## Ingesting Data

Ingest is the process of transforming ARD tiles into smaller chips of data. To trigger ingest, you HTTP PUT a `source` to the Aardvark REST API that contains the URL of the data and a checksum to verify its integrity.

In [117]:
import requests
import io
import string

## Building a Collection of Sources

ARD tiles are organized by individual area using an HXXVXX nomenclature. The directory should contain text file named `manifest.txt` with one or more lines that have an ID, a URL, and a checksum for an archive. The entries in a manifest are transformed into a collection of dictionaries using the `get_manifest` function.

In [118]:
def source(line):
    id, uri, checksum = line.split("\t")
    return {'id': id, 'uri': uri, 'checksum': checksum.strip() }

def get_manifest(url):
    res = requests.get(url)
    buffer = io.StringIO(res.text)
    return [source(line) for line in buffer]
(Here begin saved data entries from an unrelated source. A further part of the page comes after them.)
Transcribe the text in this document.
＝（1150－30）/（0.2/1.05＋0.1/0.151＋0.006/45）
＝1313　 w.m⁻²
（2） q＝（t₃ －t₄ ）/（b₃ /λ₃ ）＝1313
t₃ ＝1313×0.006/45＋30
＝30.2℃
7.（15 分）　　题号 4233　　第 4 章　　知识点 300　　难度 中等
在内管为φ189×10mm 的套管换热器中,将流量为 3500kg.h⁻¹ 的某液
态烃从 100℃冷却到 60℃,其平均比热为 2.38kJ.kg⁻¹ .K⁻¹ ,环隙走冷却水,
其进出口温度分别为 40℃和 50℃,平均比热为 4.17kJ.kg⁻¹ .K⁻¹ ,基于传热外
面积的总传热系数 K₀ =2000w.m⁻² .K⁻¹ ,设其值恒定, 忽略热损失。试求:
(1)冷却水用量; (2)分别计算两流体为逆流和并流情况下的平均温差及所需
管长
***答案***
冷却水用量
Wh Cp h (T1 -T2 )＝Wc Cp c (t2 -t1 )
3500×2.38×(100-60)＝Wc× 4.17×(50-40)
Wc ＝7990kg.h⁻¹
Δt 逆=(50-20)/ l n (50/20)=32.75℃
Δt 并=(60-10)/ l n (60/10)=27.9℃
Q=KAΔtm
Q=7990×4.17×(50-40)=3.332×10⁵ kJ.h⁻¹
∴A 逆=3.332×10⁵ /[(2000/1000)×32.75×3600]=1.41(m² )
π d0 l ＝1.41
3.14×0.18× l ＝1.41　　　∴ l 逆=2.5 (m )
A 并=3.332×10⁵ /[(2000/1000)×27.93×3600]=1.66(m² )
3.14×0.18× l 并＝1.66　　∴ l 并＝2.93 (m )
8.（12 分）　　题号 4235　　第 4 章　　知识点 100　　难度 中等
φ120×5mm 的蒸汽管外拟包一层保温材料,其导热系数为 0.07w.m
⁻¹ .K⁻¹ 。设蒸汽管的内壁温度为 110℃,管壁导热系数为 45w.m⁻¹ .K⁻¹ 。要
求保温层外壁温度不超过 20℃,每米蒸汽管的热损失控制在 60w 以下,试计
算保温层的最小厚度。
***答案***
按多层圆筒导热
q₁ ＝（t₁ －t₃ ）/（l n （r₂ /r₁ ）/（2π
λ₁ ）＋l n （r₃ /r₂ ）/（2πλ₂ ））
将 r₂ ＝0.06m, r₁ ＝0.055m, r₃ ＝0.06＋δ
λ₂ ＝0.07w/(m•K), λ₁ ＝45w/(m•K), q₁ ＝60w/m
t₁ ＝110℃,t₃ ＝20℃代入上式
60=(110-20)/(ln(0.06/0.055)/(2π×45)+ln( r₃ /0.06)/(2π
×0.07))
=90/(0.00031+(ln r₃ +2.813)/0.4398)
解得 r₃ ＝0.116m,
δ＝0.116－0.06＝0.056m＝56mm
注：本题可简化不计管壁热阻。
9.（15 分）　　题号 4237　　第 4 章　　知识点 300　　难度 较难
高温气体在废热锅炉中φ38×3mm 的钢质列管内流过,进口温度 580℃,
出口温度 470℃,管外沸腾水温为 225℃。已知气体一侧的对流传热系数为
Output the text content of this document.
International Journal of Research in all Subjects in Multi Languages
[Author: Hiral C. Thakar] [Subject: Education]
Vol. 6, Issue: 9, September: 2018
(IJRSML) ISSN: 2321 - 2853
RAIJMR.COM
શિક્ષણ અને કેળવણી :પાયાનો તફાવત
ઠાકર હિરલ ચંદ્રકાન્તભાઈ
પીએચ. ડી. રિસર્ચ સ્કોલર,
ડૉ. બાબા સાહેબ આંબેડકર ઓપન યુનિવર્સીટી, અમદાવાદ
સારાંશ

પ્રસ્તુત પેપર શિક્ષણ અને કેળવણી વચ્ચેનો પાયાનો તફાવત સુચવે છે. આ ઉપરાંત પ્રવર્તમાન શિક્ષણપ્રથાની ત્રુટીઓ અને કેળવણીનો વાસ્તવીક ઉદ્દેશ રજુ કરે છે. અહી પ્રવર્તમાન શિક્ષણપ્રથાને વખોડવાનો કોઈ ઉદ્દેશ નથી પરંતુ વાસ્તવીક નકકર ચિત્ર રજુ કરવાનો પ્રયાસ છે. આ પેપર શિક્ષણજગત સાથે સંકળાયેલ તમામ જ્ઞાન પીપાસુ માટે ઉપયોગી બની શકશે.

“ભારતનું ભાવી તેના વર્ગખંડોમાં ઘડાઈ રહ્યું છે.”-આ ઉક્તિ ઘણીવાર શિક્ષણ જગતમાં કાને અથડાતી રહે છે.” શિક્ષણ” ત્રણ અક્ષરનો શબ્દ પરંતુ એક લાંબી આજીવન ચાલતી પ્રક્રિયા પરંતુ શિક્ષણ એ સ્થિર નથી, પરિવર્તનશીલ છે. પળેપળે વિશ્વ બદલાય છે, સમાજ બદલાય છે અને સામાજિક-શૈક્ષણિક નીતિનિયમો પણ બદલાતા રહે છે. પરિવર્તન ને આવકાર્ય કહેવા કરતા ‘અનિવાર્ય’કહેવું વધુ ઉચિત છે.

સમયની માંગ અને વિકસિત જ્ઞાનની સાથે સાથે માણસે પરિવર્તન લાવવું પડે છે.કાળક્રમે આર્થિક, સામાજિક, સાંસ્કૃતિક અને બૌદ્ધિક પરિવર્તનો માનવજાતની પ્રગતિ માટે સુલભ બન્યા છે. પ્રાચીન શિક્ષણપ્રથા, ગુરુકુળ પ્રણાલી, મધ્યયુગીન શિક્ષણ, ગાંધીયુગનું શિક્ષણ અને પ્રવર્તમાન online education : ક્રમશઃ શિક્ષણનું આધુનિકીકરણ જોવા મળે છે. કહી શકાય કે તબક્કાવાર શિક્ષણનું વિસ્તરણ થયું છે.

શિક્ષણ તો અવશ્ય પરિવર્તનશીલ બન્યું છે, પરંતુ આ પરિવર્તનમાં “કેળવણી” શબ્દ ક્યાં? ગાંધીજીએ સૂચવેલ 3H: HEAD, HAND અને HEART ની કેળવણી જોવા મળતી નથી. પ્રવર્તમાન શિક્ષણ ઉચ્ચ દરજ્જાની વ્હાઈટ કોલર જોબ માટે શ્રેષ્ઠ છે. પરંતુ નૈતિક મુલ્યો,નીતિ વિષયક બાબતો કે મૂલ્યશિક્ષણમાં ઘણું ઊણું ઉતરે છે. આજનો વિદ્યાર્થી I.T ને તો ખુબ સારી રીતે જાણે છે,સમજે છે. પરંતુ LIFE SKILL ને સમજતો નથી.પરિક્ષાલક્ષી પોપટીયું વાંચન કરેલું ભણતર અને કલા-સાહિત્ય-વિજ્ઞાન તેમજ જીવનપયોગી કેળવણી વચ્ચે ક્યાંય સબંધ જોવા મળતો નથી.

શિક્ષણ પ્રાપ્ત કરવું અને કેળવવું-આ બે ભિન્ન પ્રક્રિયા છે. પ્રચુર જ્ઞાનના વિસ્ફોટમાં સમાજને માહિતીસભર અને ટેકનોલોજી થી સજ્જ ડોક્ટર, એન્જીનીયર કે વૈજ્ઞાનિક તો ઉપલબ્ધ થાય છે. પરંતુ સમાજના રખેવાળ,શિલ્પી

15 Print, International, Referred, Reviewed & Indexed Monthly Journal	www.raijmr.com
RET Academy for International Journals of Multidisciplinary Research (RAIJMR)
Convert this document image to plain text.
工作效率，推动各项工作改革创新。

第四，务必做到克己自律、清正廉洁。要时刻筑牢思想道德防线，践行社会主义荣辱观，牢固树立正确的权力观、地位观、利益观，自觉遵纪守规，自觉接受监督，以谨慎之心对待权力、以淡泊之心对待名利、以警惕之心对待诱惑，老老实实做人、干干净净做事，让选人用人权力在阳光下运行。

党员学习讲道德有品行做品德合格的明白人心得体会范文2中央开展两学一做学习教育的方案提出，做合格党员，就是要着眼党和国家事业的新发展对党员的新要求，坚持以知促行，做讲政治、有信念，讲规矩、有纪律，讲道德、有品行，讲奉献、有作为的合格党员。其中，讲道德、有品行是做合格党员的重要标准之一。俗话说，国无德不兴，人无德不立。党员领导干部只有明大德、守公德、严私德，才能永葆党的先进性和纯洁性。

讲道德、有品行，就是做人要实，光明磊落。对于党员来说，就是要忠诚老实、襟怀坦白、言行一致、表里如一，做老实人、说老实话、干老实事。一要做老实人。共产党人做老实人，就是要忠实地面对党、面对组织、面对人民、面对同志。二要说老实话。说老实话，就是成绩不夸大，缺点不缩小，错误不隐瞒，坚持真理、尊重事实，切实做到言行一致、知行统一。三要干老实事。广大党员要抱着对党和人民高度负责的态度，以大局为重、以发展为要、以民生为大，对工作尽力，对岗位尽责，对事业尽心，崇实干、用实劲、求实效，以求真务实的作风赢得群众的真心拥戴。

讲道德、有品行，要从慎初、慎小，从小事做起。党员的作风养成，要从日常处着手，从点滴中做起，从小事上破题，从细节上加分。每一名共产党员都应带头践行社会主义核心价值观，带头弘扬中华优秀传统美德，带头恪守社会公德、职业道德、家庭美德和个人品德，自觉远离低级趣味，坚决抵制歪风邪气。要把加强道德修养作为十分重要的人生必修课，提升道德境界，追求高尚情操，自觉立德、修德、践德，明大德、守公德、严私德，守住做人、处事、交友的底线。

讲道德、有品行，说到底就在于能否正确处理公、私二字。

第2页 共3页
def put_source(base_url, source):
    url = base_url.format(**source)
    return requests.put(url, source)

## Ingesting Sources

The `get_manifest` and `put_source` function are used together to trigger ingest. You will need to change the URL to the manifest and URL to the Aardvark REST API.

In [120]:
manifest_url = "https://edclpdsftp.cr.usgs.gov/downloads/collections/tiles-l2-20170403/manifest.txt"
sources = get_manifest(manifest)
source_url = "http://localhost:5678/source/{id}"
res = put_source(source_url, sources[0])

## Checking Progress

The progress of ingest for a single scene can be obtained by performing an HTTP GET request using the URL of the derived source. The response contains a list of `progress` entries sorted from oldest to newest that describe what has happened. You can use these to count the number of missing/pending/started/finished/failed sources.

In [121]:
def get_source(base_url, source):
    url = base_url.format(**source)
    return requests.get(url, source)

In [125]:
res = get_source(base_url, sources[22])